In 1990, after Lisa died, Betty moved into the flat in nearby Hampton where she would spend the rest of her life. She is remembered by neighbours as reclusive and private, though her past was occasionally referred to. Ivy Mason, who lives next door, says she always kept powerful cars. "She always had an expensive car, a big black one," she recalls. "She had been tall, but walked with a stoop. She painted her nails red and wore red lipstick, and wore a big brown wig."
David Alderson, who runs the local garage, would often talk with her about her racing days. "She'd bring her car in for its MOT, but by the end, it would only cover the two miles between tests," he says. "We became friendly and I offered to take her to Brooklands once, but she just said, 'I don't think so, dear.' She was a strong lady: very proud and independent."
Jane Ormerod was Betty's last friend, but even she was not party to details of her past. "We had no idea what had become of her children, as she never talked about it. But she was always very interested in my children. I have two daughters too, you see." Betty was "much diminished" towards the end. Her spine was bent double and swollen legs made walking almost impossible.
Anne and Diana were obviously saddened to learn of their father's death, but the news has brought a kind of closure. "It's a relief to know something at last," says Diana. Two years ago, she experienced a strange feeling that something had happened, but didn't know what. Both married young and had their own families. "I was 17 when I got married, and had my first child at 18," says Diana. "I think part of me wanted to prove that there was nothing wrong with me." Years later, one of Anne's daughters found Betty's address and wrote her a letter. "She never had a response," says Anne.
Anne and Diana's mother died in 2006. Her daughters say she was shocked and humiliated by her husband's decision, and rebuilt her life as quickly as possible. Despite the hurt Cowell caused them, Anne and Diana are immensely proud of their father. "He stood up for himself," says Diana. "He did what he felt was right. And what can you do? I think his actual words were, 'It's easier to change a body than a mind.'"
Both daughters wish they could have met Betty in later life. "I just think it's sad we could never be friends," says Anne, "especially now we know that at the end she died alone in sheltered housing."
"She was an extraordinary woman," says Diana. " I would have loved to have been with her before she died, and said, we are your family, and whatever happens there is a bond that nothing can change."

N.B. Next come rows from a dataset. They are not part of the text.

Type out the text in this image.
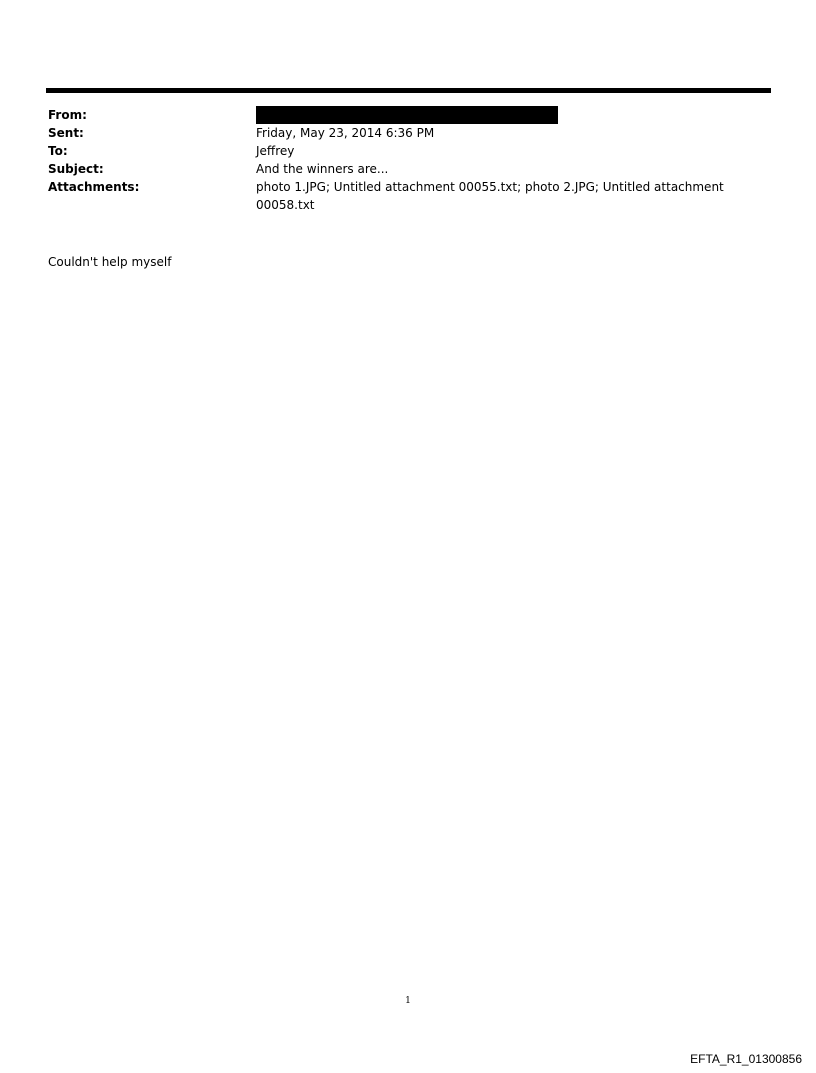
From:
Sent:	Friday, May 23, 2014 6:36 PM
To:	Jeffrey
Subject:	And the winners are...
Attachments:	photo 1.JPG; Untitled attachment 00055.txt; photo 2.JPG; Untitled attachment 00058.txt
Couldn't help myself
1
EFTA_R1_01300856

Betty's funeral was attended by the Ormerods and two neighbours. On her instructions, there was no publicity. When Jane was clearing out the flat, she came across a large enamel sign, which Betty had had made for her last business venture. It was white, with "Roberta Cowell Racing" in bright-red letters. "It was a lovely thing," says Jane. "There were no flowers, as Betty had wanted, so we put that over the coffin instead. It seemed appropriate."